The most common safety issues associated with secukinumab were increased rates of nasopharyngitis, upper respiratory tract infections, and nausea. Serious infections are possible, Dr. Schwartzman said, so patients should be monitored. For example, Crohn’s disease and ulcerative colitis can occur, but this is rare. Secukinumab’s safety profile remained consistent through 4 years.
Secukinumab for PsA
PsA contains multiple different phenotypes, Dr. Schwartzman said, and patients experience significant effects on morbidity and functional status. They also are at risk for structural damage. He reviewed results from the FUTURE 2 and FUTURE 5 clinical trials, which studied safety, tolerability, and efficacy of secukinumab in patients with active PsA.
Patients experienced quick relief compared with placebo as early as the third week of treatment, and they maintained strong response rates at 4 years, he said. They also had significant improvements and high rates of complete resolution of enthesitis and dactylitis through 4 years. Furthermore, radiographic data showed inhibition of structural progression.

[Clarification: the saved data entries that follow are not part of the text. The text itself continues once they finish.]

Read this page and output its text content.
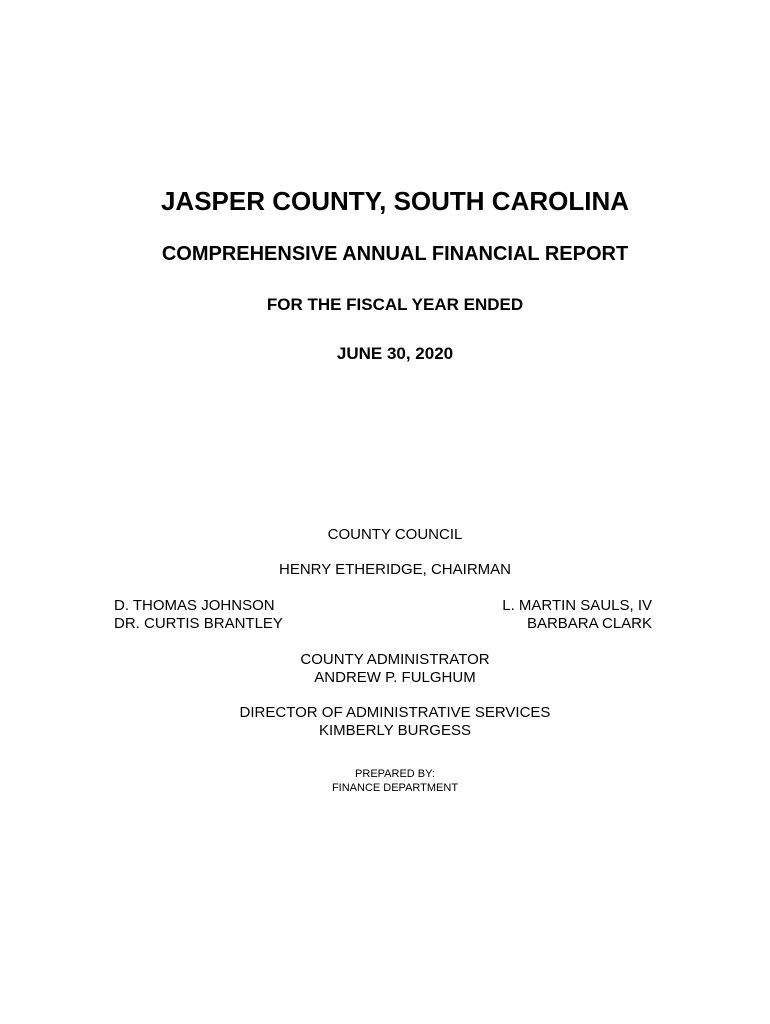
JASPER COUNTY, SOUTH CAROLINA
COMPREHENSIVE ANNUAL FINANCIAL REPORT
FOR THE FISCAL YEAR ENDED
JUNE 30, 2020
COUNTY COUNCIL
HENRY ETHERIDGE, CHAIRMAN
D. THOMAS JOHNSON
DR. CURTIS BRANTLEY
L. MARTIN SAULS, IV
BARBARA CLARK
COUNTY ADMINISTRATOR
ANDREW P. FULGHUM
DIRECTOR OF ADMINISTRATIVE SERVICES
KIMBERLY BURGESS
PREPARED BY:
FINANCE DEPARTMENT
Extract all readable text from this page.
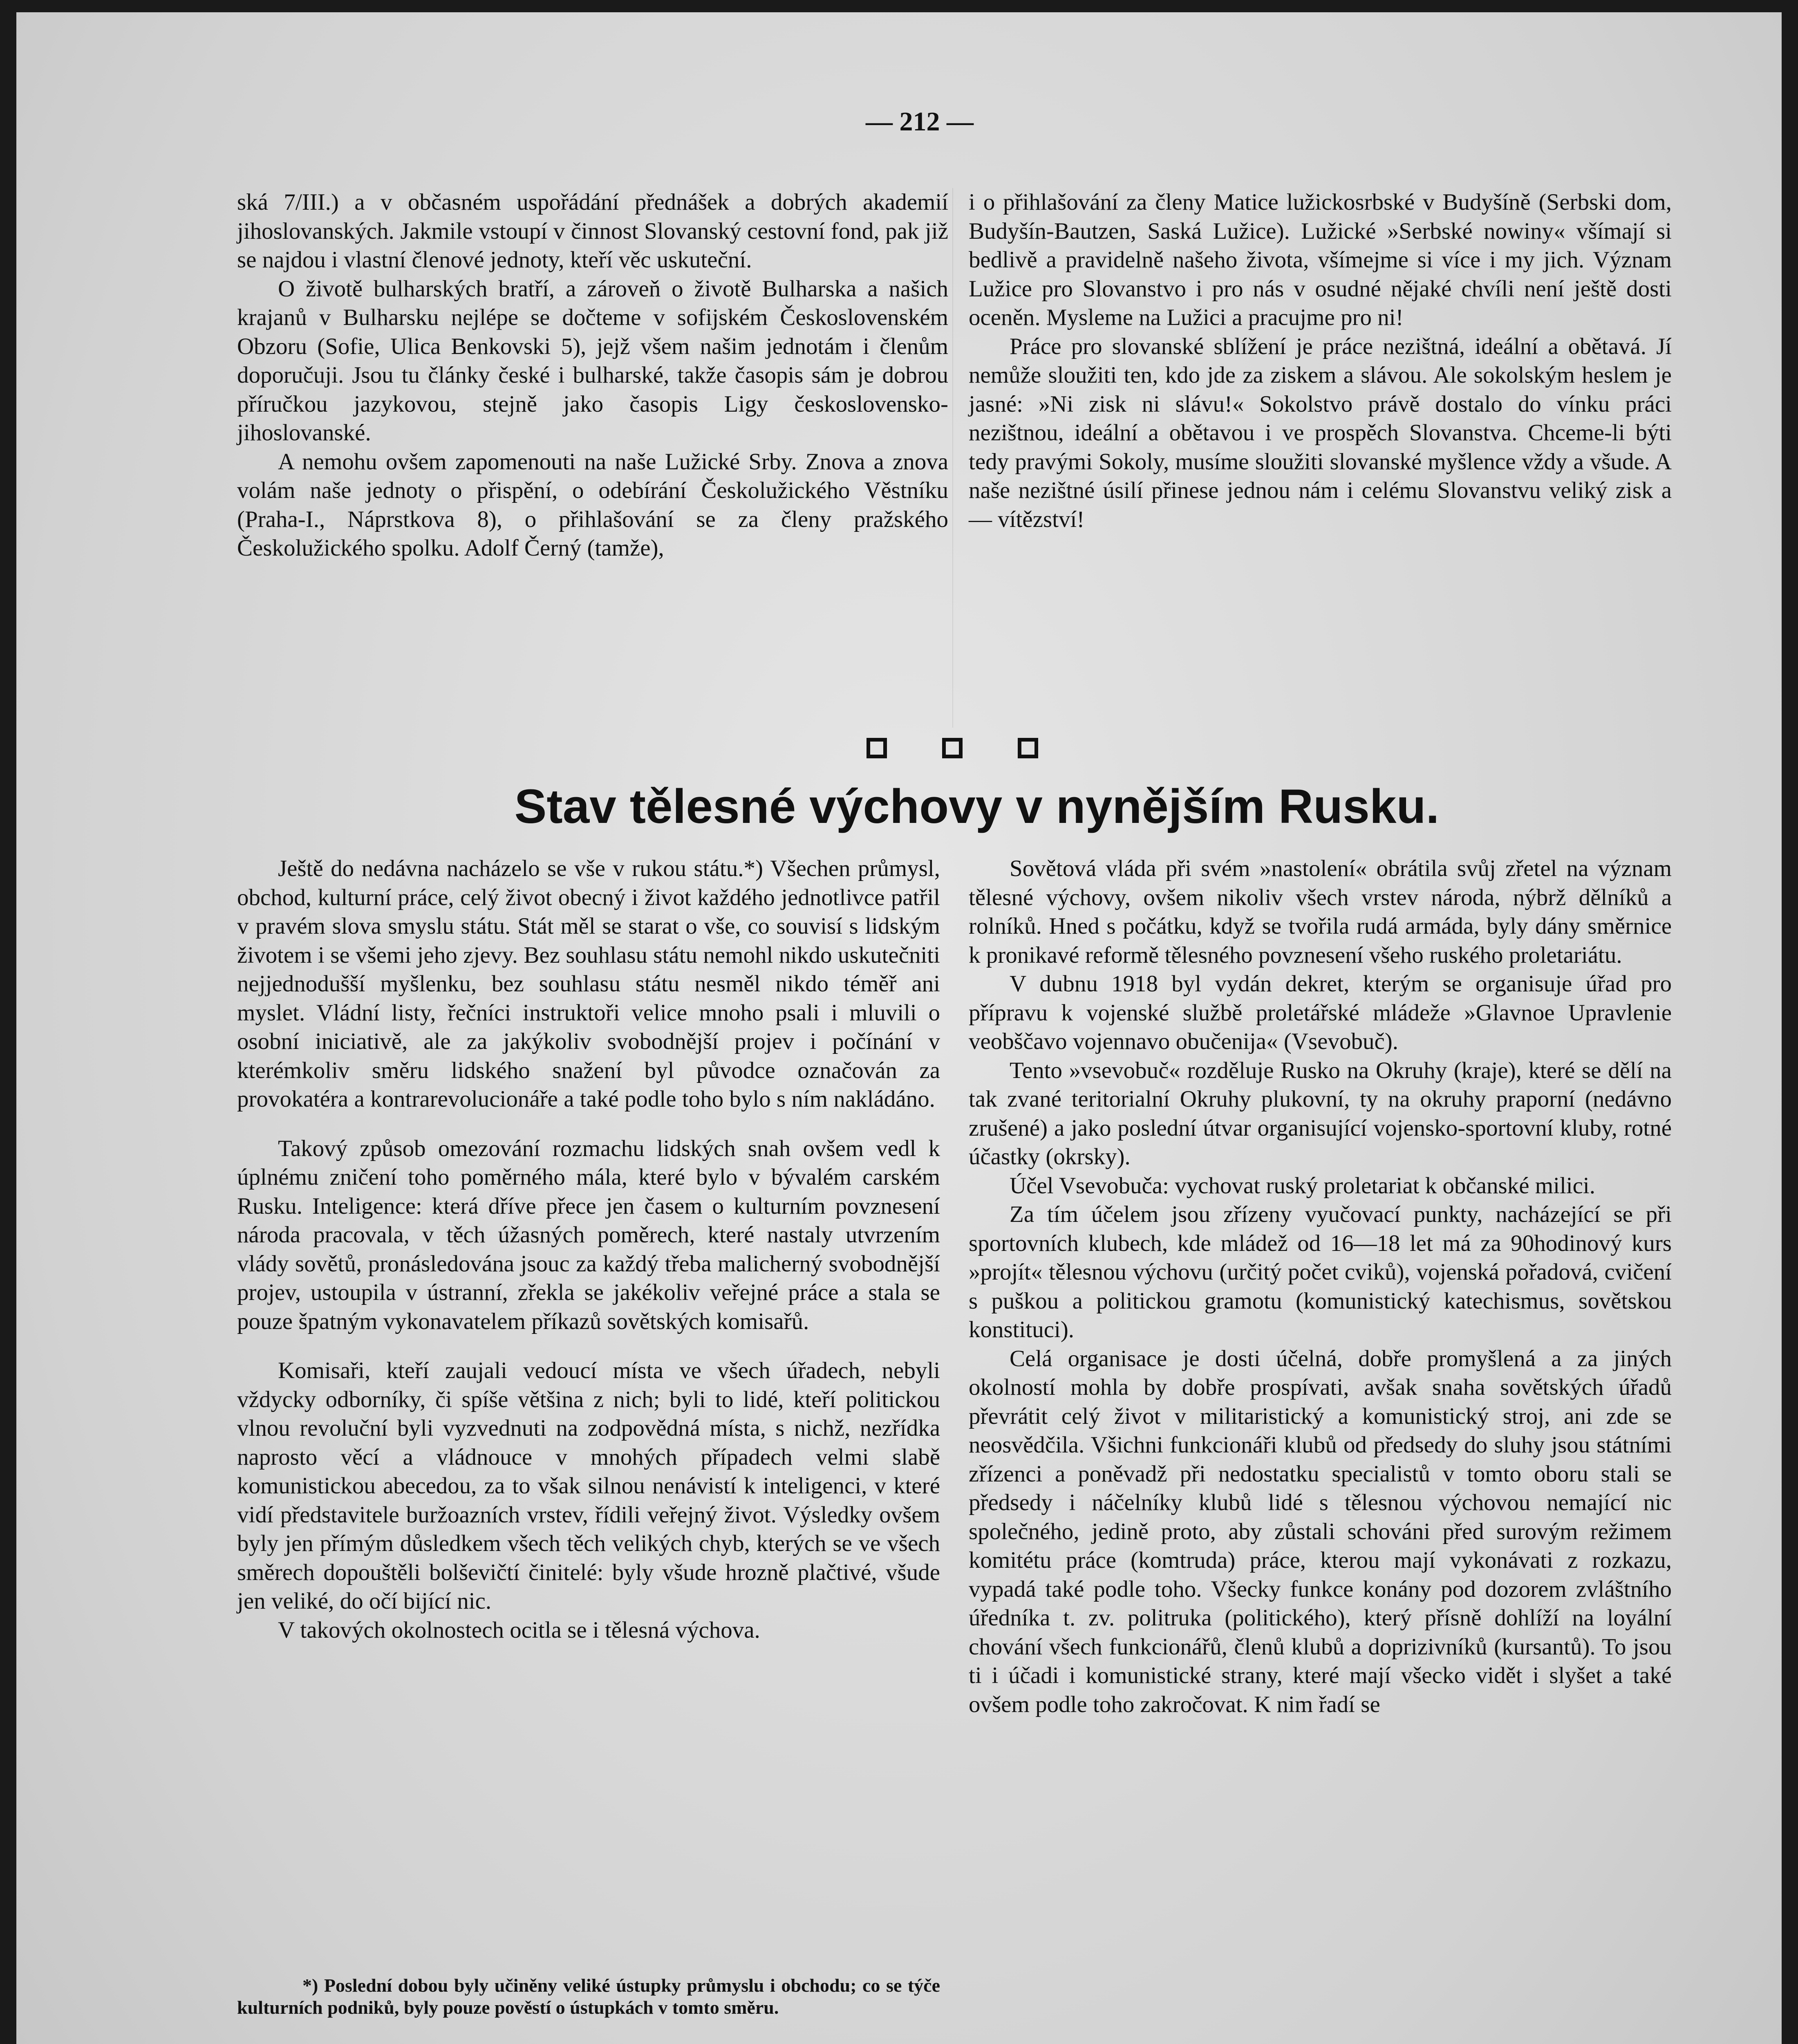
— 212 —

ská 7/III.) a v občasném uspořádání přednášek a dobrých akademií jihoslovanských. Jakmile vstoupí v činnost Slovanský cestovní fond, pak již se najdou i vlastní členové jednoty, kteří věc uskuteční.

O životě bulharských bratří, a zároveň o životě Bulharska a našich krajanů v Bulharsku nejlépe se dočteme v sofijském Československém Obzoru (Sofie, Ulica Benkovski 5), jejž všem našim jednotám i členům doporučuji. Jsou tu články české i bulharské, takže časopis sám je dobrou příručkou jazykovou, stejně jako časopis Ligy československo-jihoslovanské.

A nemohu ovšem zapomenouti na naše Lužické Srby. Znova a znova volám naše jednoty o přispění, o odebírání Českolužického Věstníku (Praha-I., Náprstkova 8), o přihlašování se za členy pražského Českolužického spolku. Adolf Černý (tamže),

i o přihlašování za členy Matice lužickosrbské v Budyšíně (Serbski dom, Budyšín-Bautzen, Saská Lužice). Lužické »Serbské nowiny« všímají si bedlivě a pravidelně našeho života, všímejme si více i my jich. Význam Lužice pro Slovanstvo i pro nás v osudné nějaké chvíli není ještě dosti oceněn. Mysleme na Lužici a pracujme pro ni!

Práce pro slovanské sblížení je práce nezištná, ideální a obětavá. Jí nemůže sloužiti ten, kdo jde za ziskem a slávou. Ale sokolským heslem je jasné: »Ni zisk ni slávu!« Sokolstvo právě dostalo do vínku práci nezištnou, ideální a obětavou i ve prospěch Slovanstva. Chceme-li býti tedy pravými Sokoly, musíme sloužiti slovanské myšlence vždy a všude. A naše nezištné úsilí přinese jednou nám i celému Slovanstvu veliký zisk a — vítězství!

Stav tělesné výchovy v nynějším Rusku.

Ještě do nedávna nacházelo se vše v rukou státu.*) Všechen průmysl, obchod, kulturní práce, celý život obecný i život každého jednotlivce patřil v pravém slova smyslu státu. Stát měl se starat o vše, co souvisí s lidským životem i se všemi jeho zjevy. Bez souhlasu státu nemohl nikdo uskutečniti nejjednodušší myšlenku, bez souhlasu státu nesměl nikdo téměř ani myslet. Vládní listy, řečníci instruktoři velice mnoho psali i mluvili o osobní iniciativě, ale za jakýkoliv svobodnější projev i počínání v kterémkoliv směru lidského snažení byl původce označován za provokatéra a kontrarevolucionáře a také podle toho bylo s ním nakládáno.

Takový způsob omezování rozmachu lidských snah ovšem vedl k úplnému zničení toho poměrného mála, které bylo v bývalém carském Rusku. Inteligence: která dříve přece jen časem o kulturním povznesení národa pracovala, v těch úžasných poměrech, které nastaly utvrzením vlády sovětů, pronásledována jsouc za každý třeba malicherný svobodnější projev, ustoupila v ústranní, zřekla se jakékoliv veřejné práce a stala se pouze špatným vykonavatelem příkazů sovětských komisařů.

Komisaři, kteří zaujali vedoucí místa ve všech úřadech, nebyli vždycky odborníky, či spíše většina z nich; byli to lidé, kteří politickou vlnou revoluční byli vyzvednuti na zodpovědná místa, s nichž, nezřídka naprosto věcí a vládnouce v mnohých případech velmi slabě komunistickou abecedou, za to však silnou nenávistí k inteligenci, v které vidí představitele buržoazních vrstev, řídili veřejný život. Výsledky ovšem byly jen přímým důsledkem všech těch velikých chyb, kterých se ve všech směrech dopouštěli bolševičtí činitelé: byly všude hrozně plačtivé, všude jen veliké, do očí bijící nic.

V takových okolnostech ocitla se i tělesná výchova.

*) Poslední dobou byly učiněny veliké ústupky průmyslu i obchodu; co se týče kulturních podniků, byly pouze pověstí o ústupkách v tomto směru.

Sovětová vláda při svém »nastolení« obrátila svůj zřetel na význam tělesné výchovy, ovšem nikoliv všech vrstev národa, nýbrž dělníků a rolníků. Hned s počátku, když se tvořila rudá armáda, byly dány směrnice k pronikavé reformě tělesného povznesení všeho ruského proletariátu.

V dubnu 1918 byl vydán dekret, kterým se organisuje úřad pro přípravu k vojenské službě proletářské mládeže »Glavnoe Upravlenie veobščavo vojennavo obučenija« (Vsevobuč).

Tento »vsevobuč« rozděluje Rusko na Okruhy (kraje), které se dělí na tak zvané teritorialní Okruhy plukovní, ty na okruhy praporní (nedávno zrušené) a jako poslední útvar organisující vojensko-sportovní kluby, rotné účastky (okrsky).

Účel Vsevobuča: vychovat ruský proletariat k občanské milici.

Za tím účelem jsou zřízeny vyučovací punkty, nacházející se při sportovních klubech, kde mládež od 16—18 let má za 90hodinový kurs »projít« tělesnou výchovu (určitý počet cviků), vojenská pořadová, cvičení s puškou a politickou gramotu (komunistický katechismus, sovětskou konstituci).

Celá organisace je dosti účelná, dobře promyšlená a za jiných okolností mohla by dobře prospívati, avšak snaha sovětských úřadů převrátit celý život v militaristický a komunistický stroj, ani zde se neosvědčila. Všichni funkcionáři klubů od předsedy do sluhy jsou státními zřízenci a poněvadž při nedostatku specialistů v tomto oboru stali se předsedy i náčelníky klubů lidé s tělesnou výchovou nemající nic společného, jedině proto, aby zůstali schováni před surovým režimem komitétu práce (komtruda) práce, kterou mají vykonávati z rozkazu, vypadá také podle toho. Všecky funkce konány pod dozorem zvláštního úředníka t. zv. politruka (politického), který přísně dohlíží na loyální chování všech funkcionářů, členů klubů a doprizivníků (kursantů). To jsou ti i účadi i komunistické strany, které mají všecko vidět i slyšet a také ovšem podle toho zakročovat. K nim řadí se
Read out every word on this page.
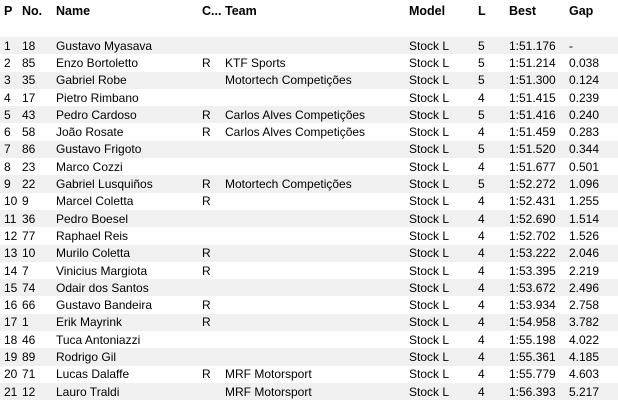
P	No.	Name	C...	Team	Model	L	Best	Gap

1	18	Gustavo Myasava			Stock L	5	1:51.176	-
2	85	Enzo Bortoletto	R	KTF Sports	Stock L	5	1:51.214	0.038
3	35	Gabriel Robe		Motortech Competições	Stock L	5	1:51.300	0.124
4	17	Pietro Rimbano			Stock L	4	1:51.415	0.239
5	43	Pedro Cardoso	R	Carlos Alves Competições	Stock L	5	1:51.416	0.240
6	58	João Rosate	R	Carlos Alves Competições	Stock L	4	1:51.459	0.283
7	86	Gustavo Frigoto			Stock L	5	1:51.520	0.344
8	23	Marco Cozzi			Stock L	4	1:51.677	0.501
9	22	Gabriel Lusquiños	R	Motortech Competições	Stock L	5	1:52.272	1.096
10	9	Marcel Coletta	R		Stock L	4	1:52.431	1.255
11	36	Pedro Boesel			Stock L	4	1:52.690	1.514
12	77	Raphael Reis			Stock L	4	1:52.702	1.526
13	10	Murilo Coletta	R		Stock L	4	1:53.222	2.046
14	7	Vinicius Margiota	R		Stock L	4	1:53.395	2.219
15	74	Odair dos Santos			Stock L	4	1:53.672	2.496
16	66	Gustavo Bandeira	R		Stock L	4	1:53.934	2.758
17	1	Erik Mayrink	R		Stock L	4	1:54.958	3.782
18	46	Tuca Antoniazzi			Stock L	4	1:55.198	4.022
19	89	Rodrigo Gil			Stock L	4	1:55.361	4.185
20	71	Lucas Dalaffe	R	MRF Motorsport	Stock L	4	1:55.779	4.603
21	12	Lauro Traldi		MRF Motorsport	Stock L	4	1:56.393	5.217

Dr. Schwartzman said, the most common adverse events were nasopharyngitis, upper respiratory tract infection, headache, nausea, and hypercholesterolemia.
Secukinumab for PsO
The final study reviewed during the presentation examined secukinumab in PsO. The ERASURE and FIXTURE studies examined the efficacy and safety of secukinumab in moderate to severe chronic plaque-type PsO. Researchers documented significant clearance of the skin, and safety was similar to that observed in the other disease states. Efficacy and safety were maintained through 52 weeks. The TRANSFIGURE study has demonstrated secukinumab’s efficacy in nail psoriasis, Dr. Schwartzman said, although results can appear slow because damaged nails need a year to regenerate and get back to normal.
Secukinumab is administered via SensoReady® Pen45, which features no-push activation, a concealed needle, and a viewing window to ensure complete delivery of the medication. Recommended dosing is as follows, Dr. Schwartzman said:
- The medication is given once a week for 5 weeks, then every 4 weeks thereafter.
- Patients with AS: 150 mg with or without a loading dose
- Patients with PsA without moderate to severe PsO: 150 mg, with possible escalation to 300 mg, with or without a loading dose. This can be done with or without methotrexate, he said.
- Patients with moderate to severe PsO with or without PsA: 300 mg in two subcutaneous 150 mg injections; 150 mg may be acceptable in some patients, he said.
Dr. Schwartzman concluded by saying that secukinumab has demonstrated efficacy across several disease manifestations. Patients with AS showed improvement in axial disease as early as 4 weeks, as well as increased mobility, and response rates have been consistent through 4 years. In PsA, the treatment has improved multiple domains. Regarding peripheral arthritis, patients had strong response rates as early as 3 weeks, and response lasted through 4 years. In addition, the treatment inhibited progression of joint structural damage at 1 year. Patients with PsA also had complete resolution of enthesitis and dactylitis at 1 year and through 4 years. Finally, most patients with plaque PsO had clear or almost clear skin at week 12 of treatment; those with moderate to severe nail PsO saw a reduction at week 16 and through week 132.
In addition, the newest research has found that responses are enduring through 4 years, with similar safety profiles.